Keeping Things Tidy
Whether your HTML gets generated automatically or you do it by hand, chances are it is in need of some tidying. And, appropriately enough, next up is tidy, a mild-mannered name for a super program. Tidy, as the man page says, "reads HTML, XHTML, and XML files and writes cleaned-up markup." The tidy project consists of two pieces, TidyLib (a library that can be used by other applications) and the command-line utility we'll be using.
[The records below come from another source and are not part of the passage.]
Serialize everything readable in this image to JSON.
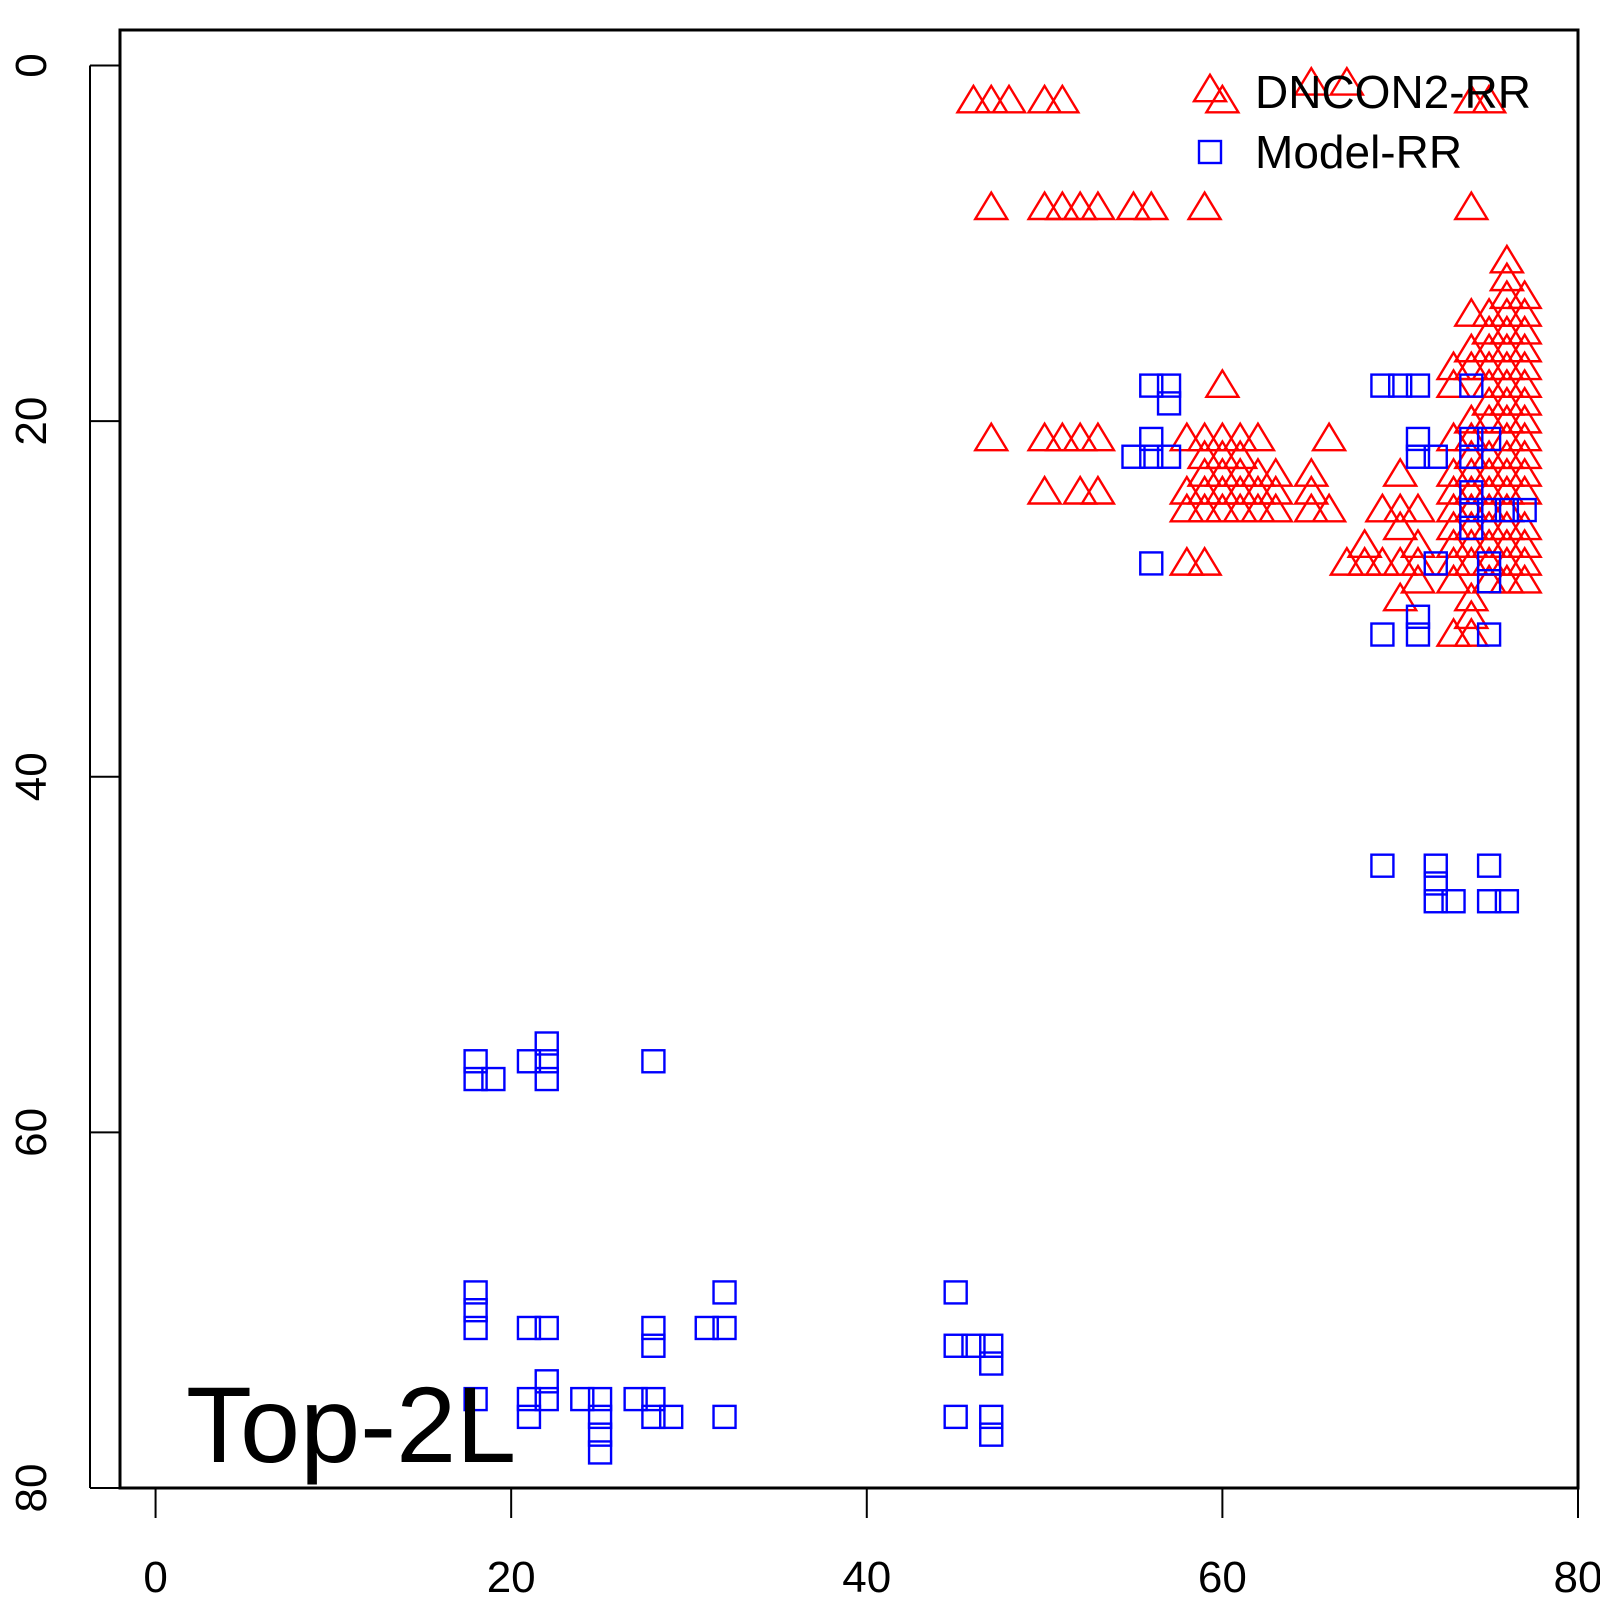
{
  "chart_data": {
    "type": "scatter",
    "title": "",
    "annotation": "Top-2L",
    "xlabel": "",
    "ylabel": "",
    "xlim": [
      -2,
      80
    ],
    "ylim": [
      -2,
      80
    ],
    "y_reversed": true,
    "x_ticks": [
      "0",
      "20",
      "40",
      "60",
      "80"
    ],
    "y_ticks": [
      "0",
      "20",
      "40",
      "60",
      "80"
    ],
    "legend_position": "top-right",
    "series": [
      {
        "name": "DNCON2-RR",
        "marker": "triangle",
        "color": "#ff0000",
        "points": [
          [
            46,
            2
          ],
          [
            47,
            2
          ],
          [
            48,
            2
          ],
          [
            50,
            2
          ],
          [
            51,
            2
          ],
          [
            65,
            1
          ],
          [
            67,
            1
          ],
          [
            60,
            2
          ],
          [
            74,
            2
          ],
          [
            75,
            2
          ],
          [
            47,
            8
          ],
          [
            50,
            8
          ],
          [
            51,
            8
          ],
          [
            52,
            8
          ],
          [
            53,
            8
          ],
          [
            55,
            8
          ],
          [
            56,
            8
          ],
          [
            59,
            8
          ],
          [
            74,
            8
          ],
          [
            76,
            11
          ],
          [
            76,
            12
          ],
          [
            76,
            13
          ],
          [
            77,
            13
          ],
          [
            74,
            14
          ],
          [
            75,
            14
          ],
          [
            76,
            14
          ],
          [
            77,
            14
          ],
          [
            75,
            15
          ],
          [
            76,
            15
          ],
          [
            77,
            15
          ],
          [
            74,
            16
          ],
          [
            75,
            16
          ],
          [
            76,
            16
          ],
          [
            77,
            16
          ],
          [
            73,
            17
          ],
          [
            74,
            17
          ],
          [
            75,
            17
          ],
          [
            76,
            17
          ],
          [
            77,
            17
          ],
          [
            60,
            18
          ],
          [
            73,
            18
          ],
          [
            75,
            18
          ],
          [
            76,
            18
          ],
          [
            77,
            18
          ],
          [
            75,
            19
          ],
          [
            76,
            19
          ],
          [
            77,
            19
          ],
          [
            74,
            20
          ],
          [
            75,
            20
          ],
          [
            76,
            20
          ],
          [
            77,
            20
          ],
          [
            47,
            21
          ],
          [
            50,
            21
          ],
          [
            51,
            21
          ],
          [
            52,
            21
          ],
          [
            53,
            21
          ],
          [
            58,
            21
          ],
          [
            59,
            21
          ],
          [
            60,
            21
          ],
          [
            61,
            21
          ],
          [
            62,
            21
          ],
          [
            66,
            21
          ],
          [
            73,
            21
          ],
          [
            74,
            21
          ],
          [
            76,
            21
          ],
          [
            77,
            21
          ],
          [
            59,
            22
          ],
          [
            60,
            22
          ],
          [
            61,
            22
          ],
          [
            74,
            22
          ],
          [
            75,
            22
          ],
          [
            76,
            22
          ],
          [
            77,
            22
          ],
          [
            59,
            23
          ],
          [
            60,
            23
          ],
          [
            61,
            23
          ],
          [
            62,
            23
          ],
          [
            63,
            23
          ],
          [
            65,
            23
          ],
          [
            70,
            23
          ],
          [
            73,
            23
          ],
          [
            74,
            23
          ],
          [
            75,
            23
          ],
          [
            76,
            23
          ],
          [
            77,
            23
          ],
          [
            50,
            24
          ],
          [
            52,
            24
          ],
          [
            53,
            24
          ],
          [
            58,
            24
          ],
          [
            59,
            24
          ],
          [
            60,
            24
          ],
          [
            61,
            24
          ],
          [
            62,
            24
          ],
          [
            63,
            24
          ],
          [
            65,
            24
          ],
          [
            73,
            24
          ],
          [
            74,
            24
          ],
          [
            75,
            24
          ],
          [
            76,
            24
          ],
          [
            77,
            24
          ],
          [
            58,
            25
          ],
          [
            59,
            25
          ],
          [
            60,
            25
          ],
          [
            61,
            25
          ],
          [
            62,
            25
          ],
          [
            63,
            25
          ],
          [
            65,
            25
          ],
          [
            66,
            25
          ],
          [
            69,
            25
          ],
          [
            70,
            25
          ],
          [
            71,
            25
          ],
          [
            73,
            25
          ],
          [
            74,
            25
          ],
          [
            75,
            25
          ],
          [
            76,
            25
          ],
          [
            70,
            26
          ],
          [
            73,
            26
          ],
          [
            74,
            26
          ],
          [
            75,
            26
          ],
          [
            76,
            26
          ],
          [
            77,
            26
          ],
          [
            68,
            27
          ],
          [
            71,
            27
          ],
          [
            73,
            27
          ],
          [
            74,
            27
          ],
          [
            75,
            27
          ],
          [
            76,
            27
          ],
          [
            77,
            27
          ],
          [
            58,
            28
          ],
          [
            59,
            28
          ],
          [
            67,
            28
          ],
          [
            68,
            28
          ],
          [
            69,
            28
          ],
          [
            70,
            28
          ],
          [
            71,
            28
          ],
          [
            73,
            28
          ],
          [
            74,
            28
          ],
          [
            75,
            28
          ],
          [
            76,
            28
          ],
          [
            77,
            28
          ],
          [
            71,
            29
          ],
          [
            73,
            29
          ],
          [
            75,
            29
          ],
          [
            76,
            29
          ],
          [
            77,
            29
          ],
          [
            70,
            30
          ],
          [
            74,
            30
          ],
          [
            74,
            31
          ],
          [
            73,
            32
          ],
          [
            74,
            32
          ]
        ]
      },
      {
        "name": "Model-RR",
        "marker": "square",
        "color": "#0000ff",
        "points": [
          [
            56,
            18
          ],
          [
            57,
            18
          ],
          [
            57,
            19
          ],
          [
            56,
            21
          ],
          [
            55,
            22
          ],
          [
            56,
            22
          ],
          [
            57,
            22
          ],
          [
            56,
            28
          ],
          [
            69,
            18
          ],
          [
            70,
            18
          ],
          [
            71,
            18
          ],
          [
            71,
            21
          ],
          [
            71,
            22
          ],
          [
            72,
            22
          ],
          [
            74,
            18
          ],
          [
            74,
            21
          ],
          [
            75,
            21
          ],
          [
            74,
            22
          ],
          [
            74,
            24
          ],
          [
            74,
            25
          ],
          [
            75,
            25
          ],
          [
            76,
            25
          ],
          [
            77,
            25
          ],
          [
            74,
            26
          ],
          [
            72,
            28
          ],
          [
            75,
            28
          ],
          [
            75,
            29
          ],
          [
            71,
            31
          ],
          [
            69,
            32
          ],
          [
            71,
            32
          ],
          [
            75,
            32
          ],
          [
            69,
            45
          ],
          [
            72,
            45
          ],
          [
            75,
            45
          ],
          [
            72,
            46
          ],
          [
            72,
            47
          ],
          [
            73,
            47
          ],
          [
            75,
            47
          ],
          [
            76,
            47
          ],
          [
            18,
            56
          ],
          [
            21,
            56
          ],
          [
            22,
            55
          ],
          [
            22,
            56
          ],
          [
            28,
            56
          ],
          [
            18,
            57
          ],
          [
            19,
            57
          ],
          [
            22,
            57
          ],
          [
            18,
            69
          ],
          [
            45,
            69
          ],
          [
            32,
            69
          ],
          [
            18,
            70
          ],
          [
            18,
            71
          ],
          [
            21,
            71
          ],
          [
            22,
            71
          ],
          [
            28,
            71
          ],
          [
            31,
            71
          ],
          [
            32,
            71
          ],
          [
            28,
            72
          ],
          [
            45,
            72
          ],
          [
            46,
            72
          ],
          [
            47,
            72
          ],
          [
            47,
            73
          ],
          [
            22,
            74
          ],
          [
            18,
            75
          ],
          [
            21,
            75
          ],
          [
            22,
            75
          ],
          [
            24,
            75
          ],
          [
            25,
            75
          ],
          [
            27,
            75
          ],
          [
            28,
            75
          ],
          [
            21,
            76
          ],
          [
            25,
            76
          ],
          [
            28,
            76
          ],
          [
            29,
            76
          ],
          [
            32,
            76
          ],
          [
            45,
            76
          ],
          [
            47,
            76
          ],
          [
            25,
            77
          ],
          [
            47,
            77
          ],
          [
            25,
            78
          ]
        ]
      }
    ]
  }
}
Let's say the political website you posted that screed to has been getting a lot of responses (no wonder, with all your inflammatory statements!), including one sent to you in an email attachment -- an HTML file from a secret contact in the government with some damaging details you want to get on your site as quickly as possible. One problem: the secretstuff.html file was apparently generated by a word processor and has some of the worst markup you've ever seen. It'll take hours to clean up for your site!
Here's the basic command:
tidy -output secretstuff_tidy.html secretstuff.html
We've asked tidy to create a new HTML file (using
-output) rather than dumping it to the Terminal. Alternatively, you could have it modify in place, as long as you either have a backup or are confident you won't be losing anything. The command would become:
tidy -modify secretstuff.html
During its traverse of the input file, tidy will spit out any errors to the Terminal that it finds, along with line numbers, which are handy if there are errors tidy can't fix. Which brings up one of the best uses of the utility -- as a syntax checker that works on your local computer rather than depending on web-based validators. (You can even test certain accessibility aspects.)
One of the test files I fed tidy while writing this article was a word-processor-generated HTML document, a 34KB file, which tidy told me had at least 71 warnings and 12 errors. And then a message came up:
This document has errors that must be fixed before using HTML tidy to generate a tidied up version.
Whoopsie! This may happen at times, when things are just so FUBAR even tidy can't handle them. The majority of the time, however, you won't have to worry about it.
Tidy has a ton of options in checking and converting markup, a list of which you can find at the HTML Tidy Configuration Options Quick Reference. (The man page is less than complete.) These options can be specified on the command line or via a config file. Tidy also deals with standard input and output like any other Unix utility, so you could take generated HTML from someplace else, pipe it through tidy, and then pipe that to the next utility for further processing.
Here's an example. Let's combine what we've looked at so far. Use the following (on one line):
textutil -stdout -convert html screed.txt | tidy -output screed_tidy.html screed.html
First we have textutil convert a plain text file into HTML and (using
-stdout) send it to standard output. The all-powerful pipe takes that output and hands it off (through standard input) to tidy, which gives the html its usual checks, then outputs to the file screed_tidy.html.
Of course, at that point we could pipe it to another command -- say,
/usr/bin/zip for compression or
/usr/bin/pbcopy to copy it all to the Mac OS X Clipboard.
Some GUI text editors, such as Smultron, have command-line components that let you interact from the Terminal to the GUI. So you could pipe that HTML to
smultron. Alternatively, if you have Quicksilver and its
qs command-line option installed, you could send that HTML pretty much anywhere, to any application, or any person.